The last row represents the total sample size, sample mean, and sample variance for the $4$ combined datasets.

Here is a sample calculation of the aggregate variance of datasets $1$ through $3$:

$$s_T^2 (T = 3) = \frac{(25 - 1)(\frac{947}{300}) + (13 - 1)(\frac{73}{26})}{25 + 13 - 1} + \frac{(25)(13)(\frac{84}{25} - \frac{37}{13})^2}{(25 + 13)(25 + 13 - 1)} = \frac{4245}{1406},$$

which matches the direct calculation based on datasets $D_1, D_2, D_3$.
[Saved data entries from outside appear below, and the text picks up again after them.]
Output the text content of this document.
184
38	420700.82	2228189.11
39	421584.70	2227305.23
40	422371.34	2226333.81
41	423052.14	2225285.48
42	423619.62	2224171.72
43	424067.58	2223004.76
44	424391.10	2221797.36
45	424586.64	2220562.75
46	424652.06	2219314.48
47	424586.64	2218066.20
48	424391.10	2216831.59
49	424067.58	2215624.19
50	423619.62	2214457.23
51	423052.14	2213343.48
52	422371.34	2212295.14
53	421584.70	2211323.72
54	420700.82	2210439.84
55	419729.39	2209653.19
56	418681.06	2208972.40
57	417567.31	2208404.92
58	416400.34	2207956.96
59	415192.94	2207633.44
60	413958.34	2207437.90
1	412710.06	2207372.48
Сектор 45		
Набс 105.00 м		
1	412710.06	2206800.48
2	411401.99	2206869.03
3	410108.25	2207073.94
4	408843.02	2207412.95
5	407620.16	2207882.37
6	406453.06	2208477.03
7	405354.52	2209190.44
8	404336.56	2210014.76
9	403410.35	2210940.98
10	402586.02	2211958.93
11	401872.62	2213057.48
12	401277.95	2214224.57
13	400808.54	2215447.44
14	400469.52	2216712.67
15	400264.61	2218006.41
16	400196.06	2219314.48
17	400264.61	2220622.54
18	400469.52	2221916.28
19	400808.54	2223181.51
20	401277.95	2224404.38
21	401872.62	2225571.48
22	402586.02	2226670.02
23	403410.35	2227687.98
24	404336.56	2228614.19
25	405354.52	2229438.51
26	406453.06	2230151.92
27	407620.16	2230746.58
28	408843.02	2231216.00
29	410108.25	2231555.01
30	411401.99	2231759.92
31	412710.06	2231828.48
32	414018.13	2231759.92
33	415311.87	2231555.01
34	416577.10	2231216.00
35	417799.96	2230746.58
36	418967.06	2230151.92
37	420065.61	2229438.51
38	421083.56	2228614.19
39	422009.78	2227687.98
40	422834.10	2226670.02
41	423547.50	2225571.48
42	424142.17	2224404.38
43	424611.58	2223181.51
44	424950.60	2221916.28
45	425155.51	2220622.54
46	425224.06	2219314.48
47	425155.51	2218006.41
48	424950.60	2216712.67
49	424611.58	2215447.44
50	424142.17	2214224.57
Finally, Mathematica code to replicate the above computations:

d1 = {1, 1, 3, 4, 1, 5, 6, 3, 5, 5};
d2 = {5, 6, 2, 4, 2, 1, 1, 4, 2, 4, 4, 1, 3, 5, 6};
d3 = {3, 2, 6, 4, 1, 5, 2, 1, 3, 1, 5, 2, 2};
d4 = {5, 3, 1, 5, 1};

stat[x_] := {Length[x], Mean[x], Variance[x]}
data = stat /@ {d1, d2, d3, d4}
var[{n_, x_, sx_}, {m_, y_, sy_}] := {n + m, (n x + m y)/(n + m),
     ((n - 1) sx + (m - 1) sy)/(n + m - 1) + n m (x - y)^2/((n + m) (n + m - 1))}

Rest@FoldList[var[#1, #2] &, {0, 0, 0}, data]

stat[Join[d1, d2, d3, d4]]

In the future, rather than simply asserting that the formula doesn't work, it would be more polite and instructive to provide your own computations showing where you are encountering problems, so that your error can be found.